Ebbing, no estado do Missouri, não existe na vida real. É o cenário ficcional de Três Anúncios para um Crime, longa-metragem escrito e dirigido pelo cineasta britânico Martin McDonagh (de Na Mira do Chefe), indicado a sete Oscar, incluindo o de melhor filme. O fato de ser uma cidade inventada faz sentido: um município pequeno, de maioria branca, encravado no coração do território norte-americano, é uma espécie de microcosmo dos Estados Unidos.
No limite entre entre o drama e a comédia, Três Anúncios para um Crime tem como ponto de partida uma tragédia: na estrada que liga sua casa ao centro de Ebbing, a adolescente Angela (Kathryn Newton) é estuprada, assassinada e tem seu corpo queimado. Inconformada com o fato de a polícia local não ter sido capaz de solucionar o crime após sete meses, a mãe da vítima, Mildred (Frances McDormand, de Fargo) decide pagar para que sejam afixados três outdoors no local onde a filha foi morta, denunciando a inoperância das autoridades locais, sobretudo do xerife Willoughby (Woody Harrelson, de O Povo Contra Larry Flynt).
Ao sair da passividade, Mildred desencadeia um processo que, literalmente, incendeia Ebbing, porque traz à tona segredos e mentiras sobre a cidade, revelando sua face mais horrível. Aqui faz-se imprescindível lembrar que McDonagh, não sendo norte-americano, tem uma visão exótica da realidade que ele leva à tela: trata-se de uma “América” (as aspas aqui não são acidentais) algo arquetípica. Talvez por isso tenha optado por criar uma cidade que não está no mapa da realidade, mais próxima do mito.
O policial Dixon (Sam Rockwell, de Lunar) é o personagem que melhor representa a proposta de McDonagh: racista, violento às últimas consequências, é um sujeito odioso em sua completa ignorância e quase infantilidade – apesar de ter mais de 30 anos, vive com a mãe alcoólatra que o trata como um garoto.
Com fortes chances de dar a Rockwell o Oscar de melhor ator coadjuvante (Willem Dafoe, por Projeto Flórida, corre por fora), Dixon é a encarnação de uma faceta da sociedade americana que, para alguns, beira a caricatura, mas é bastante evidente para o olhar de um estrangeiro como o diretor/roteirista, que dele faz um símbolo da cegueira, do preconceito de toda uma parte substancial da sociedade.
Em contrapartida, Mildred, em uma atuação espetacular que deve dar o segundo Oscar a McDormand (o primeiro foi por Fargo), é uma força da natureza.
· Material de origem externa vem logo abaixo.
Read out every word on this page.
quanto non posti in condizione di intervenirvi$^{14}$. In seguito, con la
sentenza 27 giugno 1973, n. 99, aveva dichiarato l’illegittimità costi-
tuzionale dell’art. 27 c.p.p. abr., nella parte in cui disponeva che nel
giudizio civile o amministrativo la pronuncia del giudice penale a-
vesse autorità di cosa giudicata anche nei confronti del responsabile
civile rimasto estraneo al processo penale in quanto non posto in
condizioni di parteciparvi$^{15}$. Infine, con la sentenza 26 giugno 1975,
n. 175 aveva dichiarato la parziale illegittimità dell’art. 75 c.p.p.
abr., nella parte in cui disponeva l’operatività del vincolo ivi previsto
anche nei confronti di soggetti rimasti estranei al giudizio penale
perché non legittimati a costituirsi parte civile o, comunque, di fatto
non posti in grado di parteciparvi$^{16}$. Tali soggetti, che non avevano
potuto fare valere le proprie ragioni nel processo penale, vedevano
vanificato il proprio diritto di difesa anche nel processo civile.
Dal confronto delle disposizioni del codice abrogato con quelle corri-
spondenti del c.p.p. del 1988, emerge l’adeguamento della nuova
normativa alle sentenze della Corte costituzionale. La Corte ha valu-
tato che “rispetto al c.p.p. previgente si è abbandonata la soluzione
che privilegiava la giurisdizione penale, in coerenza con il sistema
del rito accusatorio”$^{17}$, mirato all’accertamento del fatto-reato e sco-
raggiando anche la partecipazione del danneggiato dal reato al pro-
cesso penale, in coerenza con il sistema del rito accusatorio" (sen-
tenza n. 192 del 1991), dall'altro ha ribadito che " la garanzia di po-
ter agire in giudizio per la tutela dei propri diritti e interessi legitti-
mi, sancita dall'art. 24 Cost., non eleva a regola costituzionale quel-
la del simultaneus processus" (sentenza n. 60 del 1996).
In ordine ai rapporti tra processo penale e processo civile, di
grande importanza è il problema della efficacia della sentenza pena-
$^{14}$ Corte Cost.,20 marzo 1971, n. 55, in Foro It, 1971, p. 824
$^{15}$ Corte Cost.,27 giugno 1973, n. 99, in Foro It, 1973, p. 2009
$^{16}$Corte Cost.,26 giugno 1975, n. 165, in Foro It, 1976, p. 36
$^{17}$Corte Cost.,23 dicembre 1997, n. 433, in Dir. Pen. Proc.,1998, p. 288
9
A personagem, uma mulher da classe trabalhadora, não mede esforços em sua busca pela Justiça, mesmo que isso signifique atravessar os limites da legalidade. Ela enfrenta o Estado, a lei e, sobretudo, o patriarcado, representado por uma barreira de homens que impede que sua voz seja ouvida. É dela a força motriz do filme.
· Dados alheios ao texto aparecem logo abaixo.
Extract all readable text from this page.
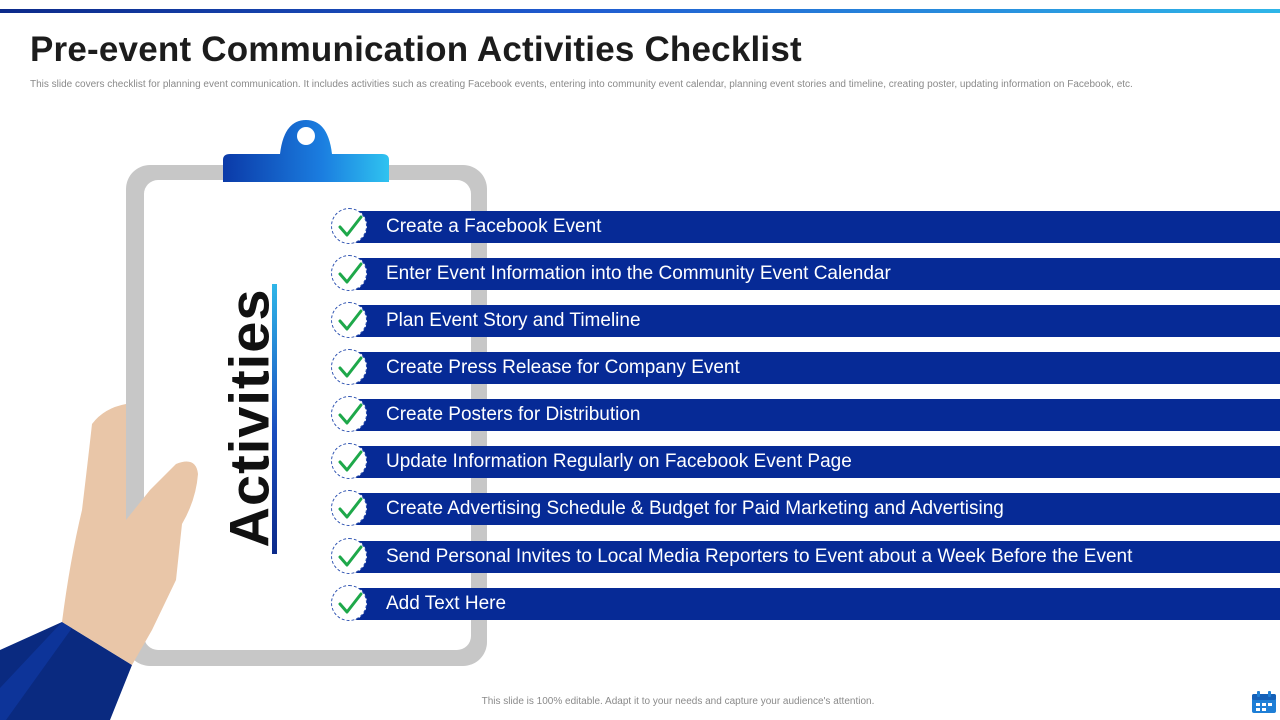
Pre-event Communication Activities Checklist
This slide covers checklist for planning event communication. It includes activities such as creating Facebook events, entering into community event calendar, planning event stories and timeline, creating poster, updating information on Facebook, etc.
Activities
Create a Facebook Event
Enter Event Information into the Community Event Calendar
Plan Event Story and Timeline
Create Press Release for Company Event
Create Posters for Distribution
Update Information Regularly on Facebook Event Page
Create Advertising Schedule & Budget for Paid Marketing and Advertising
Send Personal Invites to Local Media Reporters to Event about a Week Before the Event
Add Text Here
This slide is 100% editable. Adapt it to your needs and capture your audience's attention.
Em contrapartida, Mildred, em uma atuação espetacular que deve dar o segundo Oscar a McDormand (o primeiro foi por Fargo), é uma força da natureza.
Por estar no tênue limite entre o drama e a comédia de humor negro, Três Anúncios para um Crime faz lembrar o cinema dos irmãos Joel e Ethan Coen (esposo de Frances McDormand, por sinal). Esse traço traz frescor ao filme, que escapa à tentação de dar uma solução maniqueísta, fechada demais, ao enredo, o que incomodou alguns, sobretudo no que diz respeito ao personagem Dixon, que para esses detratores teria sido redimido pelo roteiro. Exagero! O filme tem, sim, matizes. Exemplo disse é o complexo personagem do xerife Willoughby, defendido com bravura por Harrelson, também indicado ao Oscar de coadjuvante.
Vale, no entanto, refletir sobre o ponto de vista de McDonagh, para quem Ebbing, queira ou não, é um país distante, por mais que nele ele tenha tentado mergulhar, imergir. Seu olhar é ácido, crítico e, por fim, externo. Isso não chega a ser um defeito incontornável, mas não é, de forma alguma, um mero detalhe.